There’s good news for struggling millennial homebuyer who are moving to the land of the rising sun. Japan is giving away free homes or selling them at large discounts as part of a government scheme to tackle the country’s unique housing crisis.
In 2013, more than eight million properties across Japan were unoccupied, according to a government report. And the situation is expected to worsen as the nation’s population is expected to decline from 127 million to about 88 million by 2065, according to the National Institute of Population and Social Security, meaning even fewer people will need houses.
Some of them can be yours for free or for very low prices and the government may give you a subsidy to renovate one. There are even databases devoted to helping people find these homes, known as “akiya banks”. These databases are generally organized by region.
The akiya scheme aims to tackle the issue while helping young people get onto the property ladder. The scheme also hopes to revitalize towns that were expected to vanish.

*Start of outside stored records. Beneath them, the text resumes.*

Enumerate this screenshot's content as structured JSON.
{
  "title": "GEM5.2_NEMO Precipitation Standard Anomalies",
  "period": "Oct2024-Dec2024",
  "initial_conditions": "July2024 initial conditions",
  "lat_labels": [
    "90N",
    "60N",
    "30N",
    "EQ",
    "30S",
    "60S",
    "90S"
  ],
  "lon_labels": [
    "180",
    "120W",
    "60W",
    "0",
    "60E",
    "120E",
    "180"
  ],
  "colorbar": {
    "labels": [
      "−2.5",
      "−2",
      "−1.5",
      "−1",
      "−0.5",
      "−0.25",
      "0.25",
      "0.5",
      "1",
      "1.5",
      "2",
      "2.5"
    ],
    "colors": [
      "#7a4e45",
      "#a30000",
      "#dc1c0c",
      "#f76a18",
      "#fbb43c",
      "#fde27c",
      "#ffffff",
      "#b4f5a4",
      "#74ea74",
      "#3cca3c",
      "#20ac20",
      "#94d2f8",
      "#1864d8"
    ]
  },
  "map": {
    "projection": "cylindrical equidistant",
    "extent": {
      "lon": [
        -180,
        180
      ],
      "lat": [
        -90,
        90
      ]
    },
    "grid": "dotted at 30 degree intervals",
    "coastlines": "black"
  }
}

Prices on one particular akiya database don’t go any higher than a maximum of 30 million yen (about $360,000 Australian dollars), while many properties are listed under “gratis transfer” for the sum of literally zero yen. Pay a few taxes and some agent commission fees and the place is yours.

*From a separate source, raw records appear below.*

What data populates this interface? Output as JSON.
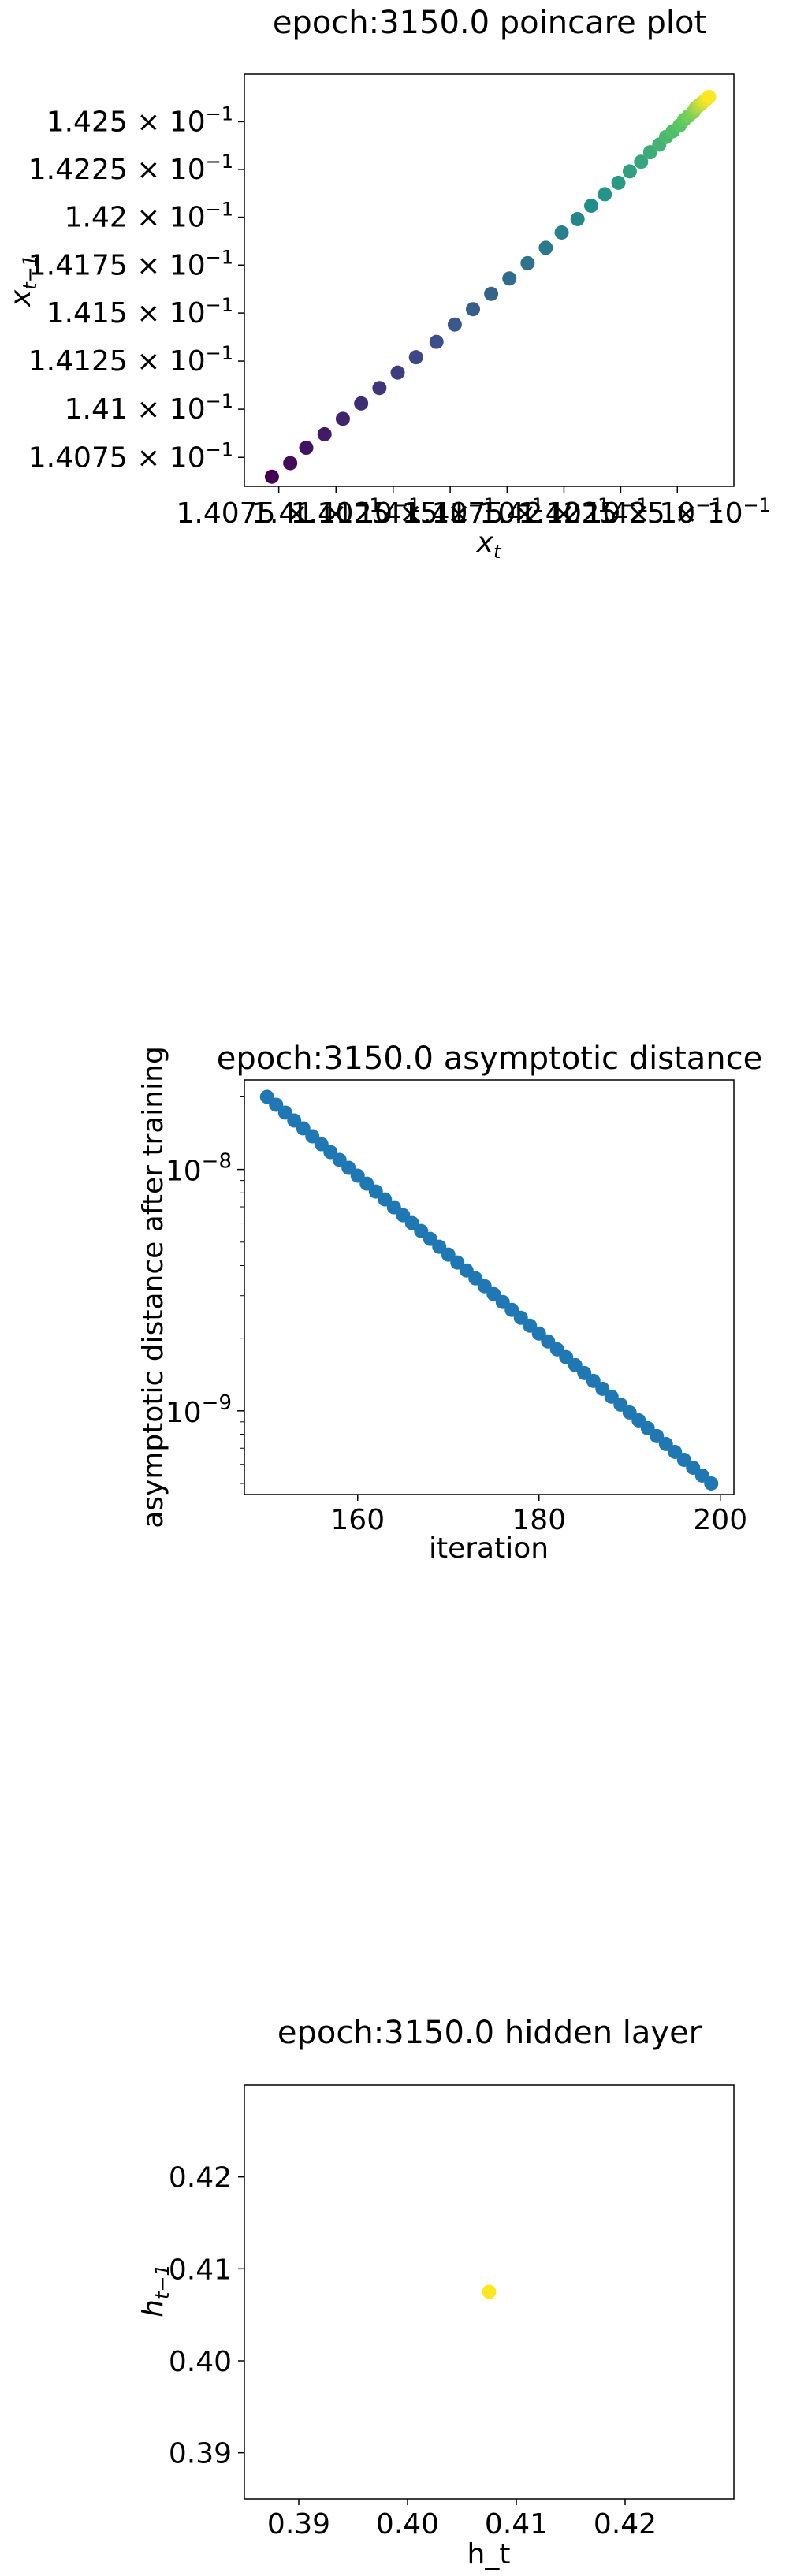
{
  "chart_data": [
    {
      "type": "scatter",
      "title": "epoch:3150.0 poincare plot",
      "xlabel": "x_t",
      "ylabel": "x_t−1",
      "xscale": "log",
      "yscale": "log",
      "colormap": "viridis",
      "xlim": [
        0.1406,
        0.14275
      ],
      "ylim": [
        0.1406,
        0.14275
      ],
      "xticks": [
        {
          "value": 0.14075,
          "mantissa": "1.4075",
          "exp": "−1"
        },
        {
          "value": 0.141,
          "mantissa": "1.41",
          "exp": "−1"
        },
        {
          "value": 0.14125,
          "mantissa": "1.4125",
          "exp": "−1"
        },
        {
          "value": 0.1415,
          "mantissa": "1.415",
          "exp": "−1"
        },
        {
          "value": 0.14175,
          "mantissa": "1.4175",
          "exp": "−1"
        },
        {
          "value": 0.142,
          "mantissa": "1.42",
          "exp": "−1"
        },
        {
          "value": 0.14225,
          "mantissa": "1.4225",
          "exp": "−1"
        },
        {
          "value": 0.1425,
          "mantissa": "1.425",
          "exp": "−1"
        }
      ],
      "yticks": [
        {
          "value": 0.14075,
          "mantissa": "1.4075",
          "exp": "−1"
        },
        {
          "value": 0.141,
          "mantissa": "1.41",
          "exp": "−1"
        },
        {
          "value": 0.14125,
          "mantissa": "1.4125",
          "exp": "−1"
        },
        {
          "value": 0.1415,
          "mantissa": "1.415",
          "exp": "−1"
        },
        {
          "value": 0.14175,
          "mantissa": "1.4175",
          "exp": "−1"
        },
        {
          "value": 0.142,
          "mantissa": "1.42",
          "exp": "−1"
        },
        {
          "value": 0.14225,
          "mantissa": "1.4225",
          "exp": "−1"
        },
        {
          "value": 0.1425,
          "mantissa": "1.425",
          "exp": "−1"
        }
      ],
      "points": {
        "x": [
          0.14072,
          0.1408,
          0.14087,
          0.14095,
          0.14103,
          0.14111,
          0.14119,
          0.14127,
          0.14135,
          0.14144,
          0.14152,
          0.1416,
          0.14168,
          0.14176,
          0.14184,
          0.14192,
          0.14199,
          0.14206,
          0.14212,
          0.14218,
          0.14224,
          0.14229,
          0.14234,
          0.14238,
          0.14242,
          0.14245,
          0.14248,
          0.14251,
          0.14253,
          0.14255,
          0.14257,
          0.14258,
          0.14259,
          0.1426,
          0.14261,
          0.14262,
          0.14263,
          0.14264
        ],
        "y": [
          0.14065,
          0.14072,
          0.1408,
          0.14087,
          0.14095,
          0.14103,
          0.14111,
          0.14119,
          0.14127,
          0.14135,
          0.14144,
          0.14152,
          0.1416,
          0.14168,
          0.14176,
          0.14184,
          0.14192,
          0.14199,
          0.14206,
          0.14212,
          0.14218,
          0.14224,
          0.14229,
          0.14234,
          0.14238,
          0.14242,
          0.14245,
          0.14248,
          0.14251,
          0.14253,
          0.14255,
          0.14257,
          0.14258,
          0.14259,
          0.1426,
          0.14261,
          0.14262,
          0.14263
        ],
        "color_value_range": [
          0,
          1
        ]
      }
    },
    {
      "type": "scatter",
      "title": "epoch:3150.0 asymptotic distance",
      "xlabel": "iteration",
      "ylabel": "asymptotic distance after training",
      "yscale": "log",
      "color": "#1f77b4",
      "xlim": [
        147.5,
        201.5
      ],
      "ylim": [
        4.5e-10,
        2.35e-08
      ],
      "xticks": [
        160,
        180,
        200
      ],
      "yticks": [
        {
          "value": 1e-08,
          "base": "10",
          "exp": "−8"
        },
        {
          "value": 1e-09,
          "base": "10",
          "exp": "−9"
        }
      ],
      "x": [
        150,
        151,
        152,
        153,
        154,
        155,
        156,
        157,
        158,
        159,
        160,
        161,
        162,
        163,
        164,
        165,
        166,
        167,
        168,
        169,
        170,
        171,
        172,
        173,
        174,
        175,
        176,
        177,
        178,
        179,
        180,
        181,
        182,
        183,
        184,
        185,
        186,
        187,
        188,
        189,
        190,
        191,
        192,
        193,
        194,
        195,
        196,
        197,
        198,
        199
      ],
      "y_start": 2e-08,
      "y_end": 5e-10
    },
    {
      "type": "scatter",
      "title": "epoch:3150.0 hidden layer",
      "xlabel": "h_t",
      "ylabel": "h_t−1",
      "color": "#fde725",
      "xlim": [
        0.385,
        0.43
      ],
      "ylim": [
        0.385,
        0.43
      ],
      "xticks": [
        0.39,
        0.4,
        0.41,
        0.42
      ],
      "yticks": [
        0.39,
        0.4,
        0.41,
        0.42
      ],
      "tick_labels": [
        "0.39",
        "0.40",
        "0.41",
        "0.42"
      ],
      "x": [
        0.4075
      ],
      "y": [
        0.4075
      ]
    }
  ]
}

What’s driving the government to give away homes? It’s understood that Japan’s akiya glut is due in part to the nation’s dramatically ageing population. Another factor is superstition.

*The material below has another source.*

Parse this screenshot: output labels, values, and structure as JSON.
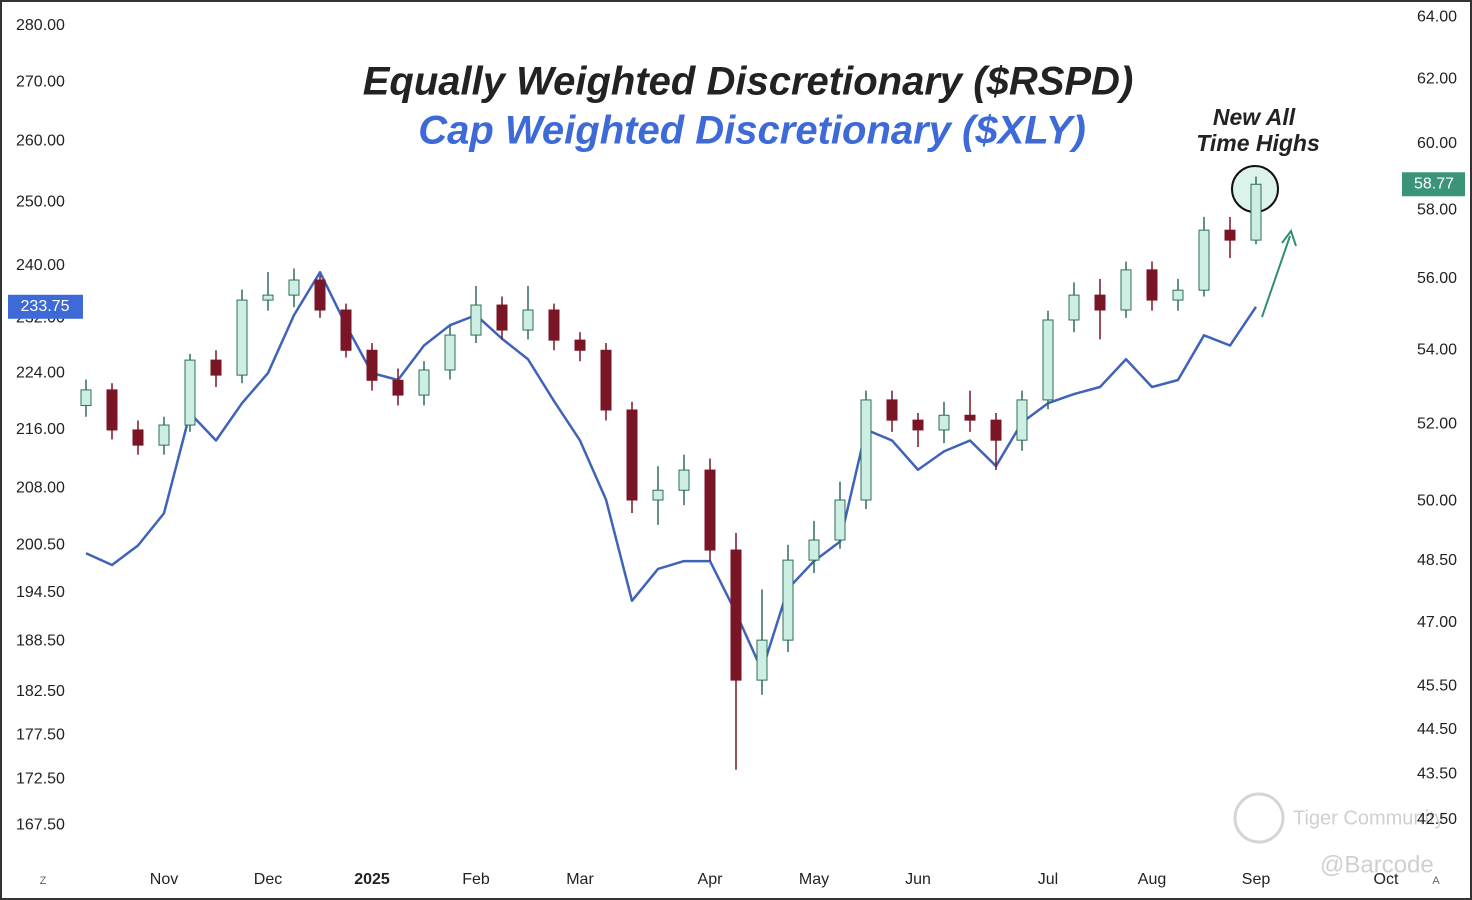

Properties associated with tragedies such as suicide, murder, or “lonely deaths” are thought to bring bad luck in Japanese culture, making it harder to sell them on to a new owner and further feeding the surfeit of vacant properties that are slowly falling into disrepair around the country.
So, what do you have to do to claim one of these homes? Move to Japan, for starters, since the only requirement is a permanent resident visa. For that, you’ll just need to be a highly-skilled immigrant or have a job offer.